Teaching was my first passion. Even before I went to school, I played teacher with all who would study under me. And then I became a real teacher… teaching 4th grade for 35 years. Almost as soon as I began teaching, I started my Masters’ Degree in reading and language. I also took many workshops introducing me to new picture books. It seemed every title fit my curriculum. There were books on desserts, multiplication, parts of speech, and on and on. My personal library sprouted. My requests for my school librarian’s future purchases bloomed. The piles of books the librarian consistently carried to my room became fodder for jokes. Who knew I was starting to do the work of an author….read, read, and read in your genre.

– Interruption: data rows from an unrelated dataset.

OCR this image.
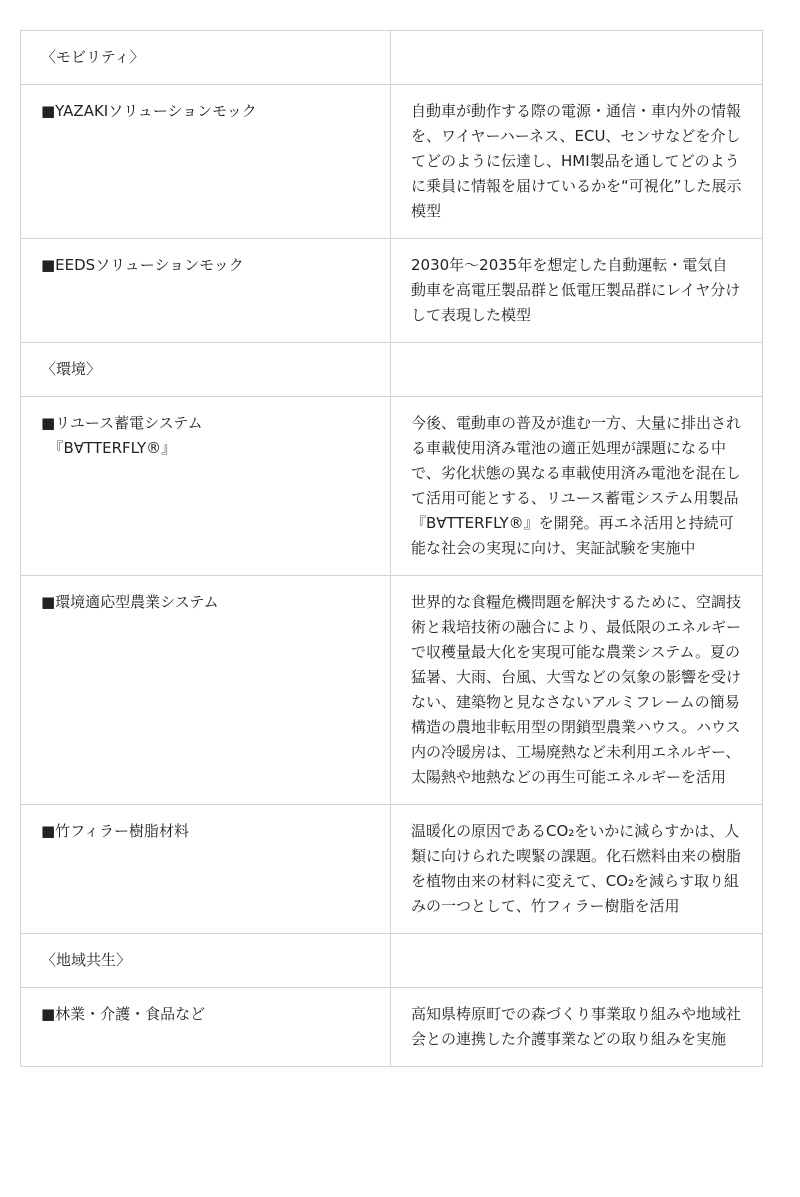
〈モビリティ〉	

■YAZAKIソリューションモック	自動車が動作する際の電源・通信・車内外の情報を、ワイヤーハーネス、ECU、センサなどを介してどのように伝達し、HMI製品を通してどのように乗員に情報を届けているかを“可視化”した展示模型

■EEDSソリューションモック	2030年〜2035年を想定した自動運転・電気自動車を高電圧製品群と低電圧製品群にレイヤ分けして表現した模型

〈環境〉	

■リユース蓄電システム
　『B∀TTERFLY®』	今後、電動車の普及が進む一方、大量に排出される車載使用済み電池の適正処理が課題になる中で、劣化状態の異なる車載使用済み電池を混在して活用可能とする、リユース蓄電システム用製品『B∀TTERFLY®』を開発。再エネ活用と持続可能な社会の実現に向け、実証試験を実施中

■環境適応型農業システム	世界的な食糧危機問題を解決するために、空調技術と栽培技術の融合により、最低限のエネルギーで収穫量最大化を実現可能な農業システム。夏の猛暑、大雨、台風、大雪などの気象の影響を受けない、建築物と見なさないアルミフレームの簡易構造の農地非転用型の閉鎖型農業ハウス。ハウス内の冷暖房は、工場廃熱など未利用エネルギー、太陽熱や地熱などの再生可能エネルギーを活用

■竹フィラー樹脂材料	温暖化の原因であるCO₂をいかに減らすかは、人類に向けられた喫緊の課題。化石燃料由来の樹脂を植物由来の材料に変えて、CO₂を減らす取り組みの一つとして、竹フィラー樹脂を活用

〈地域共生〉	

■林業・介護・食品など	高知県梼原町での森づくり事業取り組みや地域社会との連携した介護事業などの取り組みを実施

I also took many writing classes from poetry to incorporating writing workshops into my lessons. I applied for and was granted a half-year sabbatical, taking more writing courses and traveling to observe teachers who integrated the Lucy Calkins writing project philosophy. But in all that time, I never had an ounce of interest in writing for children myself. I found writing a challenge. I was traumatized by my 7th-grade report on chicks. I cried and cried trying to organize my index cards to write that paper. Writing did not come easily to me. I truly believe that I did not choose writing. Writing chose me. Like an out-of-body experience is how I describe it. The summer after I turned fifty, I left my sweet spot on the beach and walked, in a zombie-like fashion, to get post-its and a pencil to begin my first book. I don’t know why it happened that day, but writing snuck into my heart and head. The timing was perfect. I was nearing the end of my teaching career. Goodness, I never would have had time for writing when I was younger! Teaching consumed me. Raising a child and life filled in all my extra time.
With my daughter grown, I had the time to explore this new path. And it meshed with my teaching so well. I shared manuscripts with my students. They saw me as a writer and I believe it inspired them. Until I started writing myself, I didn’t understand why some children teared up when I gave suggestions about their writing. After my first critique group meeting, I got it. Becoming a writer made me a better teacher. I had compassion and real life experience. I told them how others’ suggestions made my stories better. I joined multiple critique groups. I asked for students’ advice on my work. I shared my rejections. And before I retired, my first book, Where Am I Sleeping Tonight? (A Story of Divorce), Boulden Publishers, 2008, entered the world.
I had felt my students’ pain of going through their parents’ divorce–so many of my students experienced this, through the years. This shared-custody story was inspired by a former fourth grader. My first signing was full of students, parents and teachers, crowding around me, as if I were in a cocoon. I reflect on that joyful evening often.
In retirement I have more time to write and promote. More time to submit and collect rejections (about 1600 at this point). More time alone. But with each picture book I write, I continue to think like a teacher. What follow-up activity can I do? Will this story touch lives? Will it model beautiful language and strong verbs? I’ve been blessed to get a few more acceptances…subjects with a teacher’s heart at their core…organization, gratitude, book genres (in an e-book for an educational publisher). And now I’m able to do Skype and school visits, allowing me to still have a hand in teaching.
The English version, You Know What? came out September 2017.
The Korean translation came out in 2019. Arabic and Chinese translations are expected to publish soon.
I felt myself transitioning away from my teaching self in this book. It is geared towards younger children and deals with a child trying to postpone his bedtime. But then, when the art director wanted me to think about changing the final page to the previous spread, I couldn’t do it. I knew that last page invited readers to imagine what the open-ended “You know what?” might mean…what Oliver might say next. I had already designed the sheet to go with it so that children could write and draw their own final page.You can see the book trailer here.
I persevere through the rejections, isolation, constant waiting, self-doubt, and disappointments that inevitably come with a writing life. It is very different from the daily immediacy and human contact experienced in the classroom. But I am so grateful for the #kidlit community…like SCBWI, Nerdybook Club, critique groups, and my readers here at this blog. My focus on all things education has shifted more and more to living and breathing writing, words, books and all things #kidlit. Yet when I do classroom presentations or Skype visits…my teaching-self emerges with great enthusiasm. I believe my true passion now lies in the perfect blending of teaching with writing. And my newest book, showing the many ways a father can look, both inside and out, Some Daddies, will be out in 2021 with Beaming Books.
And I’ve already prepared some follow-up activities!